Autre conséquence de l'inadéquation entre ses ressources et ses dépenses, l'agence a accumulé une dette vis-à-vis de SNCF Réseau, qui a progressivement été réduite ces dernières années, de 707 millions d'euros fin 2015 à 408 millions d'euros fin 2016, puis 221 millions d'euros fin 2017. D'après la direction générale des infrastructures, des transports et de la mer, cette dette devrait être remboursée totalement en 2021.

Il peut également être signalé que l'agence a dû payer en 2018 7,8 millions d'euros de frais pour certaines conventions (LGV, TET), pour lesquelles elle n'a pas été en mesure de régler les appels de fonds dans les délais impartis, en particulier lorsque les dépenses qu'elle devait régler excédaient ses recettes budgétées.

Le budget de l'Afitf prévu pour 2019, de 2,684 milliards d'euros , est en augmentation de 10 %, soit 244 millions d'euros, par rapport à 2018.

D'après la direction générale des infrastructures, des transports et de la mer, ce budget est adapté pour couvrir les prévisions de dépenses de l'établissement, moyennant toutefois l'échelonnement ou le report éventuels d'une année de certains engagements.

Si cette augmentation du budget de l'Afitf est bienvenue, vos rapporteurs relèvent que ce montant reste en-deçà des préconisations du scénario 2 du Conseil d'orientation des infrastructures , considéré comme le meilleur compromis possible entre les contraintes budgétaires actuelles et la nécessité d'investir dans la régénération et la modernisation des réseaux existants, et reposant sur un budget annuel de 3 milliards d'euros par an pour l'Afitf 3 ( * ) .

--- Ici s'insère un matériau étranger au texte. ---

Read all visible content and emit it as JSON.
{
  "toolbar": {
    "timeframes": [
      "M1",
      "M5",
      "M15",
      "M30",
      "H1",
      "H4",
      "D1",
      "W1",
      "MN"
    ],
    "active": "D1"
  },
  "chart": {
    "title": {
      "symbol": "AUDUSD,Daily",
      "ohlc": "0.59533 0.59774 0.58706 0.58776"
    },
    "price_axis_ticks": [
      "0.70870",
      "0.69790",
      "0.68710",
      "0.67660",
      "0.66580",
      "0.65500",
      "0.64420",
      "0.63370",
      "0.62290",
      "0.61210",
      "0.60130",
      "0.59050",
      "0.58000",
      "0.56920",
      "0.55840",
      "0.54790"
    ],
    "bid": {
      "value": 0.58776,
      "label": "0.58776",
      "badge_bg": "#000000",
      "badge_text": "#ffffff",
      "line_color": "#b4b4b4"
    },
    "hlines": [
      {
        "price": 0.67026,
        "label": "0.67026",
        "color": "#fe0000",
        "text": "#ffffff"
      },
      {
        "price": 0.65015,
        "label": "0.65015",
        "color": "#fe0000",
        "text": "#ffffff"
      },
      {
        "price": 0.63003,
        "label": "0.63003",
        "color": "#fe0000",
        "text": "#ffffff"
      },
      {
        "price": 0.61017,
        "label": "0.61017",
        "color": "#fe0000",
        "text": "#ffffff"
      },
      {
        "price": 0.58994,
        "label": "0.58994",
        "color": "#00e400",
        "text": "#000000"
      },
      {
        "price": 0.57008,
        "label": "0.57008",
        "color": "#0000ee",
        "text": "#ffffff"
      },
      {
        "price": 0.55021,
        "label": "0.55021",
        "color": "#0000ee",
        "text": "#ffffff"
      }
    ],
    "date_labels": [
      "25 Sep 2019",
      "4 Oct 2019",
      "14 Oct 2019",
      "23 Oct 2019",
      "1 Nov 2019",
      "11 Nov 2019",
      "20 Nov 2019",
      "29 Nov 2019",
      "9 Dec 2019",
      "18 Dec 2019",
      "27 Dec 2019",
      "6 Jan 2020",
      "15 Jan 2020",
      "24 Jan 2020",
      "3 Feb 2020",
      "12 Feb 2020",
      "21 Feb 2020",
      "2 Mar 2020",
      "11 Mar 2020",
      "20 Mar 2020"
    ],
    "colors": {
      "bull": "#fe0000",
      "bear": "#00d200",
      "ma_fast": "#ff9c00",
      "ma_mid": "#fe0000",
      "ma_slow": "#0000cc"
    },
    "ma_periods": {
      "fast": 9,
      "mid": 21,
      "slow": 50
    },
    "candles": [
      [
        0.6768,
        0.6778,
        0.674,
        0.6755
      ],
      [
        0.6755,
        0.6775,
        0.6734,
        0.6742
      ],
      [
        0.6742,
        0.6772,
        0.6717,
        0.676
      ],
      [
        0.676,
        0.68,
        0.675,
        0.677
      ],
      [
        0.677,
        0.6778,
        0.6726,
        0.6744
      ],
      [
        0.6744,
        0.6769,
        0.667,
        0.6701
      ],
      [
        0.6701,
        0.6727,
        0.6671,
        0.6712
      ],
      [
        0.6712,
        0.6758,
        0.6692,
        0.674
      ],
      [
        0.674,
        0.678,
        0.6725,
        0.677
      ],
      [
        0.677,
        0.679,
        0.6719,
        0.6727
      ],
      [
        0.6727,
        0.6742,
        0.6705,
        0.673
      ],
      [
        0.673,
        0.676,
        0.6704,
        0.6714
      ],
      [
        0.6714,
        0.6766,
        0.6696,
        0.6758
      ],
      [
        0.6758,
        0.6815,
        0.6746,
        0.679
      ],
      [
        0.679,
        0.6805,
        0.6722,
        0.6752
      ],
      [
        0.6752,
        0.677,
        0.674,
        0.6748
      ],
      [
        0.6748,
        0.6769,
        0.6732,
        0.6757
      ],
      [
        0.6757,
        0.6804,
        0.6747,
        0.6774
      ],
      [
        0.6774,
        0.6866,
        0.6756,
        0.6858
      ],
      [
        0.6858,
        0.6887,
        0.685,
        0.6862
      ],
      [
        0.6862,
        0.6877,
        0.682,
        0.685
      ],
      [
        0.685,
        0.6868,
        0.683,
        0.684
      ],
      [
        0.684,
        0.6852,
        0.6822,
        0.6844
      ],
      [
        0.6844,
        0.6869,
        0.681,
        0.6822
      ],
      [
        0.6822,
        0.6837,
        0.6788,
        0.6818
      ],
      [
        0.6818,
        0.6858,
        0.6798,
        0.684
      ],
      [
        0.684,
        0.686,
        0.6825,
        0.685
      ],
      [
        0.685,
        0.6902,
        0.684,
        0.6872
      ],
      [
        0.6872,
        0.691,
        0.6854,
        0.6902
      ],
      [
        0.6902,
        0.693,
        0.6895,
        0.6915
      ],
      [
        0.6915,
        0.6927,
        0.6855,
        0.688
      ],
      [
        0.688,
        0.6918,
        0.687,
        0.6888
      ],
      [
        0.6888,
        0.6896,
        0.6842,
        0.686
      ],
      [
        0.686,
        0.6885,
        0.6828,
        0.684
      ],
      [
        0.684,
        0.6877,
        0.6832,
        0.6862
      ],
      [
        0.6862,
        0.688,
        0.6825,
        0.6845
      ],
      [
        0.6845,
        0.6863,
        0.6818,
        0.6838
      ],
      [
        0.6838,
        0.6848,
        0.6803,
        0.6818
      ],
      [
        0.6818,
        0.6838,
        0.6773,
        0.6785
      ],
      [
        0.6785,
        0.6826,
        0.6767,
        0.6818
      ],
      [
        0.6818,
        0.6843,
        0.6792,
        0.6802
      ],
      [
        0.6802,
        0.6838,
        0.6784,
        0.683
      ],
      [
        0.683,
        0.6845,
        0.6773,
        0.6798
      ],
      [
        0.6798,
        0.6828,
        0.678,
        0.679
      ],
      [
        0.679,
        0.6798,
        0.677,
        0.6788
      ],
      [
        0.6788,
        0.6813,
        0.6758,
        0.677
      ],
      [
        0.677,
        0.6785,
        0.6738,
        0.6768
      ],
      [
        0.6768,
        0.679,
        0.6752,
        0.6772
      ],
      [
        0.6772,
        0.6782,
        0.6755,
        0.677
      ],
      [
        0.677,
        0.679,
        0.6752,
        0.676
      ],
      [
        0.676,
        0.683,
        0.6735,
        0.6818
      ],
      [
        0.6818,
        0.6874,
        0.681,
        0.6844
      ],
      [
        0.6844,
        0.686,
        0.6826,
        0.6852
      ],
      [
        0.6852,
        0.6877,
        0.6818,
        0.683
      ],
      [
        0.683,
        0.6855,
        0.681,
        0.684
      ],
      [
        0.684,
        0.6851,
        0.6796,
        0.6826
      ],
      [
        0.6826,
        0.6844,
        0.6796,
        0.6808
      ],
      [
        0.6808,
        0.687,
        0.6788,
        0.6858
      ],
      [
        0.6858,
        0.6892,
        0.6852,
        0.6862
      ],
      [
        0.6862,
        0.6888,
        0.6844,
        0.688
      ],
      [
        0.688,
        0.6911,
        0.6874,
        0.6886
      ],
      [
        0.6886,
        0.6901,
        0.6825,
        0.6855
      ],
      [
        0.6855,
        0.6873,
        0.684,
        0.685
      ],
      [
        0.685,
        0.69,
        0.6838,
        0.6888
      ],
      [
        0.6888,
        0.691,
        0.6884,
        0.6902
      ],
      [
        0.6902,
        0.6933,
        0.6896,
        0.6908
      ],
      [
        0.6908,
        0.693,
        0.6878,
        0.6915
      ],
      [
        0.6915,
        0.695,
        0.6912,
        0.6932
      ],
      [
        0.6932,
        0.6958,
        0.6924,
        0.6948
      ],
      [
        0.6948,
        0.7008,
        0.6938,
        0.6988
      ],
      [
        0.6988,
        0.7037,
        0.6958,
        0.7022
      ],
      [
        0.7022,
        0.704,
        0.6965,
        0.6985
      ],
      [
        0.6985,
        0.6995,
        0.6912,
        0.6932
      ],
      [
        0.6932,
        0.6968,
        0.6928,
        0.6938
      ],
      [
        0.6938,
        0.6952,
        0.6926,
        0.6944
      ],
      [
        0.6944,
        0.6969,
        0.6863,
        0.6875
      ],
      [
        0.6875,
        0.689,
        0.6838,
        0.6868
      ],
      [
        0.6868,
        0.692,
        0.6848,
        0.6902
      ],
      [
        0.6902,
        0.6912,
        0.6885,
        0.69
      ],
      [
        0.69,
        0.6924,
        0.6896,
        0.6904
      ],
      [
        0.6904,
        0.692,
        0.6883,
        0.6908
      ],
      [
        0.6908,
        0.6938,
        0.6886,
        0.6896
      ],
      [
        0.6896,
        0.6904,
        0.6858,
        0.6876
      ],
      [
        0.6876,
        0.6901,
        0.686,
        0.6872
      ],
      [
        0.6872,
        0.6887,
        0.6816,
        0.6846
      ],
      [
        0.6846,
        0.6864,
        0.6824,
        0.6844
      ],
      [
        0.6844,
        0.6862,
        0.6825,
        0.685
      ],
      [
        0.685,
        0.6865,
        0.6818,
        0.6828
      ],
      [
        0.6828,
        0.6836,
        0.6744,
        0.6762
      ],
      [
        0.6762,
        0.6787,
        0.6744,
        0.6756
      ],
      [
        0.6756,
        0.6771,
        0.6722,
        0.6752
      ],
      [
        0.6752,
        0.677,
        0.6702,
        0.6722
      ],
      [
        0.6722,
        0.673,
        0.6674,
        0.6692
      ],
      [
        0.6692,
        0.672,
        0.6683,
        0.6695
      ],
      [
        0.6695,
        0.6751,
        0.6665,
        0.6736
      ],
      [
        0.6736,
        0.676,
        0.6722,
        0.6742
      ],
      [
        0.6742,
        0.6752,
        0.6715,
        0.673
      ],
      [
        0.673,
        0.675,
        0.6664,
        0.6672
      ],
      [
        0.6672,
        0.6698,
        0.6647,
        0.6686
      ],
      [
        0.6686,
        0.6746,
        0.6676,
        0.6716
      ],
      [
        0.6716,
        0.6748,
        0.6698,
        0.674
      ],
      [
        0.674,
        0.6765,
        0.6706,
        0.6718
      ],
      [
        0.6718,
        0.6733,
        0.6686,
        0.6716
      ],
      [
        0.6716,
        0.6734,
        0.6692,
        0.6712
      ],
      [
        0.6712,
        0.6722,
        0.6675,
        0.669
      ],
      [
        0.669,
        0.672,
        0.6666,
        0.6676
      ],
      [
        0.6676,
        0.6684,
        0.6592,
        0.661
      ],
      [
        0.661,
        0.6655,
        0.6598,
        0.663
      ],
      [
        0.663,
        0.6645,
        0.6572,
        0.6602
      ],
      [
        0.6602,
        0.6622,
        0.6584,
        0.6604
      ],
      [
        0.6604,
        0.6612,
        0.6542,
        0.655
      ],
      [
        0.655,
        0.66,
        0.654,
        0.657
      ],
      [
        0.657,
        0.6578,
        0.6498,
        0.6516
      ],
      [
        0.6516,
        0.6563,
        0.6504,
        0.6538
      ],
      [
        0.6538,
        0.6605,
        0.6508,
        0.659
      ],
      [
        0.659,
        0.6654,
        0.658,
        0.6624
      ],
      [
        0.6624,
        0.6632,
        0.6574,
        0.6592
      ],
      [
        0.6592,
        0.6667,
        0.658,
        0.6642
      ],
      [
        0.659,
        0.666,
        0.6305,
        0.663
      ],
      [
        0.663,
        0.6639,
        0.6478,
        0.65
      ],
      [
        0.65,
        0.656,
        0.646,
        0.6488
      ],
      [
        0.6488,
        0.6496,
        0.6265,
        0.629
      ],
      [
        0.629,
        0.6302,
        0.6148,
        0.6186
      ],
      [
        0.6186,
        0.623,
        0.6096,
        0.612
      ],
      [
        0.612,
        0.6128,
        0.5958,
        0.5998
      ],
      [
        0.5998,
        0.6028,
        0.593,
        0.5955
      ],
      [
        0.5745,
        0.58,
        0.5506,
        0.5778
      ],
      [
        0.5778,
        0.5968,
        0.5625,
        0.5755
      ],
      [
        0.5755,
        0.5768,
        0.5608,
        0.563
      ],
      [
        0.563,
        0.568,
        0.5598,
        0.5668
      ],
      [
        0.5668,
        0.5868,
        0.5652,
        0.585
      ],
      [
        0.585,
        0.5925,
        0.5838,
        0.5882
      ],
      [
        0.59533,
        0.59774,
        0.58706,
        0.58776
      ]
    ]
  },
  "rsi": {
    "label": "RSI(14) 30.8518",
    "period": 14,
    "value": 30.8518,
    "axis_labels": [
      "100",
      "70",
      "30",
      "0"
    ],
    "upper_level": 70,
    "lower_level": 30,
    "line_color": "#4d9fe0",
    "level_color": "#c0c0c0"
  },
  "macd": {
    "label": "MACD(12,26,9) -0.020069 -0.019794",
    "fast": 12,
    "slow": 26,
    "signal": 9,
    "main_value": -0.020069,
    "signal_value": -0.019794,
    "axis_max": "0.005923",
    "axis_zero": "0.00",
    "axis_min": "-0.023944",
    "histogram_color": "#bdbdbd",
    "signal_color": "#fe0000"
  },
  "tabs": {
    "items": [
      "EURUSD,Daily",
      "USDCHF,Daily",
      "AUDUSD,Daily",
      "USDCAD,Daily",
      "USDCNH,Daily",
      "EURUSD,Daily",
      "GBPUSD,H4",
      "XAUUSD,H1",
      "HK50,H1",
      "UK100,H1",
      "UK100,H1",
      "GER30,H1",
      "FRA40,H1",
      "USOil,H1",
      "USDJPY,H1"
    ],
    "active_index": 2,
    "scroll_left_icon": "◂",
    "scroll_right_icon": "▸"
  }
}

Il convient également de souligner que l'agence ne bénéficie que du solde du produit des amendes radar. En conséquence, en cas de recettes inférieures aux montants prévisionnels, ce manque à gagner devra lui être compensé.

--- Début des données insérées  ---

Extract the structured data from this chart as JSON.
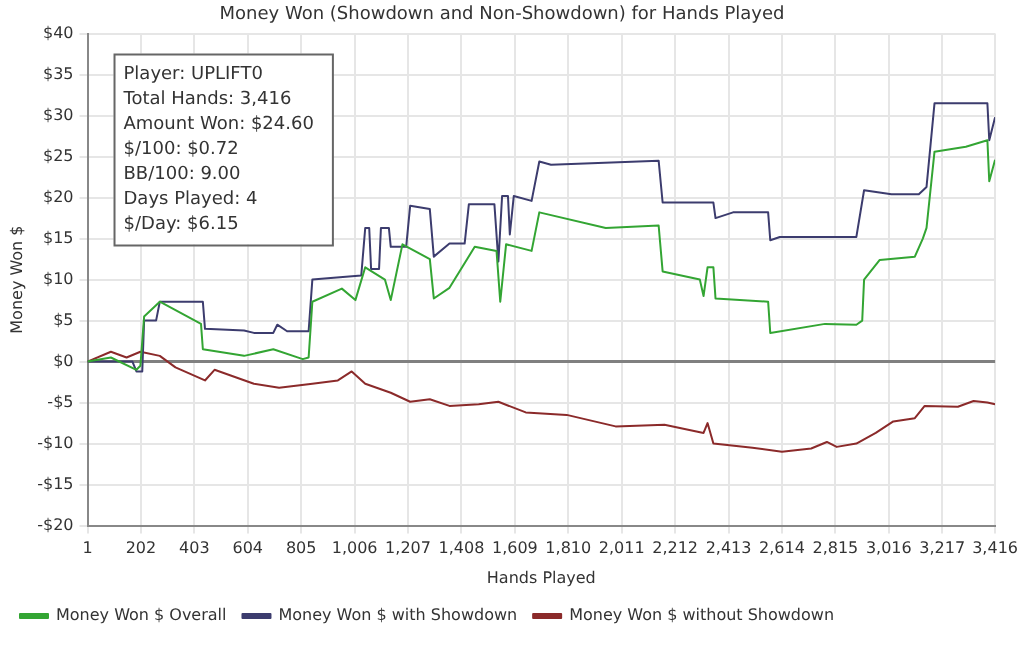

Comme l'année dernière et comme il s'y était engagé, le Gouvernement a fourni la partie « dépenses » du budget de l'Afitf pour 2019 à titre prévisionnel, qui devra être confirmé lors de l'adoption définitive du budget de l'agence en décembre :

Dépenses prévisionnelles de l'Afitf en 2019 (en milliards d'euros)

Routes - Modernisation du réseau existant

0,52

Routes - Infrastructures nouvelles

0,49

Réseau ferroviaire

0,72

Trains d'équilibre du territoire

0,38

Voies navigables

0,11

Ports

0,04

Transports urbains

0,38

Intermodalité / Fret

0,02

Autres

0,02

Total

2,68

Même si le budget proposé pour l'Afitf pour 2019 reste contraint, vos rapporteurs pour avis en charge des crédits consacrés aux transports terrestres, Jean-Pierre Corbisez et Gérard Cornu, considèrent qu'il peut être accepté, compte tenu de son augmentation et des efforts réalisés pour assainir la situation de l'agence, et dans l'attente d'un examen plus approfondi de sa trajectoire financière dans le cadre du projet de loi d'orientation des mobilités.

En ce qui concerne le volet « ressources » de ce projet de loi, et les 500 millions d'euros de recettes supplémentaires à trouver, votre rapporteur Gérard Cornu est favorable à la mise en place d'une vignette sur les poids lourds, tout en appelant à la conception d'un mécanisme permettant de rendre cette taxation supportable pour les poids lourds français.


* 1 Budget prévisionnel.

* 2 « Projet de loi de finances pour 2018 : Transports ferroviaires, collectifs et fluviaux », avis n° 113 (2017-2018) du 23 novembre 2017, Tome V, fait par Gérard Cornu, et « Projet de loi de finances pour 2018 : Transports routiers », avis n° 113 (2017-2018) du 23 novembre 2017, Tome VII, fait par Jean-Pierre Corbisez.

* 3 Sur vingt ans, l'enveloppe prévue pour la période 2018-2022 étant de 2,9 milliards d'euros par an.